By Sharat Shashi Nayar, Operations Lead
3.1 trillion USD. That’s IBM’s estimate on the cost of bad quality data in the US alone, in 2016.
How do we define good, clean data?
“Cleaning” refers to the removal of invalid data points from the given data. The end goal of data cleaning is not just to “clean up” the data off its unwanted elements, but also to bring a structure to the same, for it to be used in the near future in a relevant format. Why I say near future is because, a given data, just like all of us, has an expiry date. Hence it is of utmost importance that there is always a consistent cyclical process of cleaning reviewing and cleaning up the existing data to keep it up to date.
The reason bad data costs us so much is that every company, no matter how big or small, and their stakeholders; managers, data scientists, decision makers; rely on this information and accommodate the same in their daily work. Doing so involves a lot of time and effort, which they do not have in plenty. Hence they make random corrections where they find necessary, to complete the task at hand. They neither take the time nor invoke a precaution to eliminate the root causes of the fault. And by the time they do (if they do so), it becomes too late and now there is way too much of work for which they may not have the resources to allocate.
“What is the first thought that comes to your mind when you are hungry?” 20 out of the 20 folks I asked this question to, either mentioned a particular type of food (Pizza, biryani, fried rice, etc) or a Cuisine (Andhra food, Chinese food). And the funny thing is, even with all the apps and start-ups out there, almost none did a good job at helping me with a relevant “seek-and-you-shall-find” process on food. Most of them just listed and rated restaurants in a particular order, giving less or no information about how good a particular food of a restaurant was.

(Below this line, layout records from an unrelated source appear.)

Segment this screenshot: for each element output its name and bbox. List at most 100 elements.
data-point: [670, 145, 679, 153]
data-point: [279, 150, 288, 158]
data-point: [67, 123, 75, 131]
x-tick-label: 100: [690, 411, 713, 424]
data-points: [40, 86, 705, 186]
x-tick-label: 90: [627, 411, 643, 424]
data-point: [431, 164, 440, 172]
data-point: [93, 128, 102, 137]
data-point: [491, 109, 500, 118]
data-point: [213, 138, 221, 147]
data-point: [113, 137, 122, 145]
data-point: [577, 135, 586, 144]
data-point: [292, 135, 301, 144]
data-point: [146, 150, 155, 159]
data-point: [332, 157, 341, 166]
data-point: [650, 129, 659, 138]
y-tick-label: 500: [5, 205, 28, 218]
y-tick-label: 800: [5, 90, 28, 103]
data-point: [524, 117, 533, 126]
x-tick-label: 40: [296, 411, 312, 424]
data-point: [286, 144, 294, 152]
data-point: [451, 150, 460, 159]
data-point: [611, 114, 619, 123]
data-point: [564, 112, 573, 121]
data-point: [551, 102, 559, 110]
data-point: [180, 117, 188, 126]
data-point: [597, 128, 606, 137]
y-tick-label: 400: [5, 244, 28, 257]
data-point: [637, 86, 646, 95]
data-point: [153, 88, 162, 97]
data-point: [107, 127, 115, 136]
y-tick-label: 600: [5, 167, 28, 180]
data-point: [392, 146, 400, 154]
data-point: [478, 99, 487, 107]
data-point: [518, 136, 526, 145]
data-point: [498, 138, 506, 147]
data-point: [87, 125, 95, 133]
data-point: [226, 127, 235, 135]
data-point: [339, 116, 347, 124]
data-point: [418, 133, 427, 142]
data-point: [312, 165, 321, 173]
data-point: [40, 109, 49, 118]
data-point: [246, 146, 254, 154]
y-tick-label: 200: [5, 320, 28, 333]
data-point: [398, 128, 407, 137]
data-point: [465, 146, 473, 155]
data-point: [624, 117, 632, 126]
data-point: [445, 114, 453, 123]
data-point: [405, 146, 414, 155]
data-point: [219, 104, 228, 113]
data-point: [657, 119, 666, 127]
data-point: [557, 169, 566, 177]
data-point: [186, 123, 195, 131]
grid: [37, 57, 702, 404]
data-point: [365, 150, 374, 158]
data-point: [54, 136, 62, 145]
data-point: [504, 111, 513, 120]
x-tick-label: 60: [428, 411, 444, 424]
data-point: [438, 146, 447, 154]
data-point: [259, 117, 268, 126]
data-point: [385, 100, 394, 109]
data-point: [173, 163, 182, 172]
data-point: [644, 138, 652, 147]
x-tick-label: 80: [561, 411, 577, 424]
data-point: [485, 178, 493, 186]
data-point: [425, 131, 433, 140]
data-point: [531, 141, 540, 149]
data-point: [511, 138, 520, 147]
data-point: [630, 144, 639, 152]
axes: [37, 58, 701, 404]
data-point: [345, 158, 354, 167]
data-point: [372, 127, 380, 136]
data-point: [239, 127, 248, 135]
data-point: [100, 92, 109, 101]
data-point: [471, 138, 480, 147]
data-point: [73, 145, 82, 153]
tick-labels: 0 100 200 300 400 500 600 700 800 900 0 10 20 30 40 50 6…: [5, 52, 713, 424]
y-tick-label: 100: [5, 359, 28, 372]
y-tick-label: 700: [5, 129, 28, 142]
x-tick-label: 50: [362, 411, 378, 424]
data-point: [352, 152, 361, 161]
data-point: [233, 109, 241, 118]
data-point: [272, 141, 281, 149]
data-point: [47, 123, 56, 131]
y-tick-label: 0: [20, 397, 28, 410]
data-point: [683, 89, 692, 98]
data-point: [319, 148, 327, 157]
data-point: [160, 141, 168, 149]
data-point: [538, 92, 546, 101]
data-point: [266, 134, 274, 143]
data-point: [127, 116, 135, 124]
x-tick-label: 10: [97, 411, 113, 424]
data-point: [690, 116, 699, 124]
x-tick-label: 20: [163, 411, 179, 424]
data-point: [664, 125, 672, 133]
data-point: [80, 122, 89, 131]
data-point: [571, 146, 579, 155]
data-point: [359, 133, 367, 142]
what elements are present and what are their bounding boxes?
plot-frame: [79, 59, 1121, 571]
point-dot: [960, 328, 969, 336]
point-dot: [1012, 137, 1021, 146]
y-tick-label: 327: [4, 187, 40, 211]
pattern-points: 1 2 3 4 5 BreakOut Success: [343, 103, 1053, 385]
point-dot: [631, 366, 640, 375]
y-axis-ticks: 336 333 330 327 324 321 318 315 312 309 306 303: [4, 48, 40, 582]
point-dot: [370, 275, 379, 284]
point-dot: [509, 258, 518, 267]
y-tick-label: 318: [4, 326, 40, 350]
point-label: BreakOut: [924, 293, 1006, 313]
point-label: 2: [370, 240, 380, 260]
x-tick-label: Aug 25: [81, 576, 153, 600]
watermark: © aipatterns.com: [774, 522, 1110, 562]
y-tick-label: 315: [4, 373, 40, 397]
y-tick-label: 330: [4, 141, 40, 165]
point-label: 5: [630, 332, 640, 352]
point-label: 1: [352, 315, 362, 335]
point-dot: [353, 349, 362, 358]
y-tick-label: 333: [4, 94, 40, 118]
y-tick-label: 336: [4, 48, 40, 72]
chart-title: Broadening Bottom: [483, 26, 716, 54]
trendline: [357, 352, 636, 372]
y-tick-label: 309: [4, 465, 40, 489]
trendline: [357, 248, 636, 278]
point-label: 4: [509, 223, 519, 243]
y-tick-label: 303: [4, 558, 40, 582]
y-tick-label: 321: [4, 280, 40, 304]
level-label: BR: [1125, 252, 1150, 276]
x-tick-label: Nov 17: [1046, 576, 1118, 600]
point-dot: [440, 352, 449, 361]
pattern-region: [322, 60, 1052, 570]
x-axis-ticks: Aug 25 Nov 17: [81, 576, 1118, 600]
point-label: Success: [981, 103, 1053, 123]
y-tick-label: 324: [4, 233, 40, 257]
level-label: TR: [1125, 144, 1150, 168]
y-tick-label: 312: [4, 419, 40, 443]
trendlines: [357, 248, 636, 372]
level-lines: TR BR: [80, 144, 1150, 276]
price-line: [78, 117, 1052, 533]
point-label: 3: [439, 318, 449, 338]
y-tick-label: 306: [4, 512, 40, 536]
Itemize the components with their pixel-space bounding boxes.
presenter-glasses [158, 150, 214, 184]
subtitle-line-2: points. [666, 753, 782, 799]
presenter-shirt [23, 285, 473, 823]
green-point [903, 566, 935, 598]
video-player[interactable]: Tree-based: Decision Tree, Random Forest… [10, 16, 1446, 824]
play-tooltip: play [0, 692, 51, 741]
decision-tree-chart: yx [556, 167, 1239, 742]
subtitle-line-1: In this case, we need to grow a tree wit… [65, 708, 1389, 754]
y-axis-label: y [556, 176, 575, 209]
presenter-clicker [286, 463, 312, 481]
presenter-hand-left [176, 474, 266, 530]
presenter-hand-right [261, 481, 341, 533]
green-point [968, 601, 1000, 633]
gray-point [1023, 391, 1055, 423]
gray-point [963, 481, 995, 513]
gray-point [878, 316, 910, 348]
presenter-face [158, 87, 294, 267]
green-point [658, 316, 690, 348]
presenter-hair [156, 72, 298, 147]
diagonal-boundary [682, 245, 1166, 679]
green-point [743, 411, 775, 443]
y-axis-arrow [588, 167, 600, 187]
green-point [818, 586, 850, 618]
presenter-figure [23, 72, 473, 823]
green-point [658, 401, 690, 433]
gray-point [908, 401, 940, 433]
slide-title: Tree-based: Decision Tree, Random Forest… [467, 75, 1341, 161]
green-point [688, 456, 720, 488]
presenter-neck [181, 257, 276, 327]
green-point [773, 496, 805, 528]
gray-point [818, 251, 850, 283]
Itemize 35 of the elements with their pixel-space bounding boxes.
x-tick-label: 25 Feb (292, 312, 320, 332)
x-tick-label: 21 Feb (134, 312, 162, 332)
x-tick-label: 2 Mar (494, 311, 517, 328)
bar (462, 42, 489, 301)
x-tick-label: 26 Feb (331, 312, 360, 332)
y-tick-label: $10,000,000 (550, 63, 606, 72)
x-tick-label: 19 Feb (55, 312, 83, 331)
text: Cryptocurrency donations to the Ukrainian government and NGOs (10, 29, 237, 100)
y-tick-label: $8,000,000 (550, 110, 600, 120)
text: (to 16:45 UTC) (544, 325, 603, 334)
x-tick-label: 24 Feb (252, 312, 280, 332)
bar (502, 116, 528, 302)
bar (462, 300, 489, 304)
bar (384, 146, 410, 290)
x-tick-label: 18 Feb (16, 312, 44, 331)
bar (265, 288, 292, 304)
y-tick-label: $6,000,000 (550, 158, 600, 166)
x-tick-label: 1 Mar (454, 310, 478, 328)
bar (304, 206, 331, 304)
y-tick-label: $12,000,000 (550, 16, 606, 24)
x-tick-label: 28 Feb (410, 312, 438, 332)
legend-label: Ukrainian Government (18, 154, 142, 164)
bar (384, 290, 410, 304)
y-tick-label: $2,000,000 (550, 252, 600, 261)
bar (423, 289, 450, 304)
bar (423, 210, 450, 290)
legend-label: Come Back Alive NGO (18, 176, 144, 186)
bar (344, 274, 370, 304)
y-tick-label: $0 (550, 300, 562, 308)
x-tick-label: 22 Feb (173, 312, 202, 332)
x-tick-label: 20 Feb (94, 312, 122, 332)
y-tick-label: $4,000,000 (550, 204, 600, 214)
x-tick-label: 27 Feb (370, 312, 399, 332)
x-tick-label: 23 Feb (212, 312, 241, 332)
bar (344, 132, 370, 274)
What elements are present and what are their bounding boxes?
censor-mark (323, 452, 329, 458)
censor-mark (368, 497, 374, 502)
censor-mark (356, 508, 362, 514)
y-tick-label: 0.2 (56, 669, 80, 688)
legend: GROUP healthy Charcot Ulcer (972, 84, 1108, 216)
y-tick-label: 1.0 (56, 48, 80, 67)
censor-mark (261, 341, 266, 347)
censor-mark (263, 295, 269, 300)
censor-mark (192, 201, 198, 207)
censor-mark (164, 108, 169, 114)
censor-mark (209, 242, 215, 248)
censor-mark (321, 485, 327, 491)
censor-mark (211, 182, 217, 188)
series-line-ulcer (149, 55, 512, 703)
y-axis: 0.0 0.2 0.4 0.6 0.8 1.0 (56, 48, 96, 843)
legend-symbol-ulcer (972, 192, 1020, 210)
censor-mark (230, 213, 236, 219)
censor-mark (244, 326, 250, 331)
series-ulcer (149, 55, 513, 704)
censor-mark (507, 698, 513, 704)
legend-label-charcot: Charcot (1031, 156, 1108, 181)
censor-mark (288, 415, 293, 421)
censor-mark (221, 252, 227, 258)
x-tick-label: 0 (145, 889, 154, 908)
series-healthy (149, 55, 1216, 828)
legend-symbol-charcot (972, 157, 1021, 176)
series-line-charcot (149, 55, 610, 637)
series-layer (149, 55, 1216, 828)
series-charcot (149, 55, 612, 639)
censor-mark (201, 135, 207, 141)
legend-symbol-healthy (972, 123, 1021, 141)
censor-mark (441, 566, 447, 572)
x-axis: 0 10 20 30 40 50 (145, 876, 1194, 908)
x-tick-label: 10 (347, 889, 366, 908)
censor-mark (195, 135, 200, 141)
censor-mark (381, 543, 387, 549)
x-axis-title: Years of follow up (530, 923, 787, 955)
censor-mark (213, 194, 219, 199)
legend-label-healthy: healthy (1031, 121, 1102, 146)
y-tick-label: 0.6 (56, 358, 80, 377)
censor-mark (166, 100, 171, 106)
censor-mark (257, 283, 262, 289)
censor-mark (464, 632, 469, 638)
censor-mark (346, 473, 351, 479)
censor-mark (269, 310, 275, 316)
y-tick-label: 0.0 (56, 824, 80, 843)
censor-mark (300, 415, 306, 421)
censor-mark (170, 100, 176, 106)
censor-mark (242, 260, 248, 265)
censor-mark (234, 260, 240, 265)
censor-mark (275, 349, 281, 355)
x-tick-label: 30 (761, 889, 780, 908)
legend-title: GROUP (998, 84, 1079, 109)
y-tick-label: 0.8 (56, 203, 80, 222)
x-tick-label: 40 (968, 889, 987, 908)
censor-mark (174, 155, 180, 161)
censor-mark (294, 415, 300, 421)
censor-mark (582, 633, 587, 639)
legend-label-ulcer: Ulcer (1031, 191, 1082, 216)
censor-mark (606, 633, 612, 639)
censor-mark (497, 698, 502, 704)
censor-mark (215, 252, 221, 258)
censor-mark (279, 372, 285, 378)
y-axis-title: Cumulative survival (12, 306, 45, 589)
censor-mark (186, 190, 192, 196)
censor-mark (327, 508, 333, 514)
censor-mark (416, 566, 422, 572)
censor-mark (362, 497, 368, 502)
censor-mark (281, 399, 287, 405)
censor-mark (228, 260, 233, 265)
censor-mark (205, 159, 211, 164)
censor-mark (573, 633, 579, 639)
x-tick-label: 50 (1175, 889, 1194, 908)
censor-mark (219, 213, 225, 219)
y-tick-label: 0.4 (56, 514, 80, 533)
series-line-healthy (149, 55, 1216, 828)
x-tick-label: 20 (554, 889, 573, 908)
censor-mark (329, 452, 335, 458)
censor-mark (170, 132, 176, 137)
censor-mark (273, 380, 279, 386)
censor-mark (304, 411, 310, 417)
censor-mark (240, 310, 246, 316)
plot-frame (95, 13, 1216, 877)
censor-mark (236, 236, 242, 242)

Enter dishq, upping the factor by offering personalized recommendations to an individual’s taste palate. Taste is personal, that’s no secret. But dissecting food preferences down to the individual level is complex. In addition to taste, food choices are contextual, emotional, and sometimes even irrational. We at dishq, build technology that understands all of this and makes smart suggestions. And for the tech and the suggestions of the algorithm to function perfectly, the data has to be impeccable.
A blog on data is never deemed complete unless there is a chart/graph of some kind. And a (self-explanatory) chart is said to be worth a thousand words, like some anonymous genius, once stated.
Access -> Organise -> Analyse -> Improve. That is the simple, but effective method that we use to handle our data. After thorough research across a manifold of data, we handpick the relevant ones, validate and organize the data in a particular order, capture the information most relevant to us, in the format we deem necessary. This captured data is regularly revisited, analyzed, reviewed and updated as and when required.
Total Quality Management is a process which most companies focused on operations or data (though Sai and Kishan, our Co-Founders, call ours a “Pure Tech Company”) use, to improve and maintain the quality of their internal processes with the focus always on end-consumer satisfaction. And these basic seven principles, when diligently implemented and habituated, result in the most surprising advantages.
- Quality can, and MUST BE managed
We, at dishq, have got the most dedicated bunch of people working with us. Easier said than done! Getting people to hit targets is easy; you just follow the “Carrot and Stick” approach. Or you just throw away the carrot and directly use the stick. But this does not get devoted employees loyal to the cause of ensuring quality work.
Hence the D-I-S-H-Q principles – Dedication, Intelligence, Spirit, Humility, Quick. Aside from achieving the daily/weekly/monthly targets, every employee at dishq is constantly evaluated against the D-I-S-H-Q values. We even go a step further to measuring our prospective candidates as well, along with the same values. Only when we feel that they hit a particular number against the values, do we even consider hiring them. Quality, we believe, does not start at the work-level, it starts at the employee level.
- Processes, and not people, are the problem
You may own a Border Collie (Smartest breed of dog) but if you do not know how to train them and keep them engaged, you never will achieve the dog’s true potential. My logic being, even if you have the smartest, most talented people working for you, if you do not have a defined process in place to achieve your goal, nothing can help your cause.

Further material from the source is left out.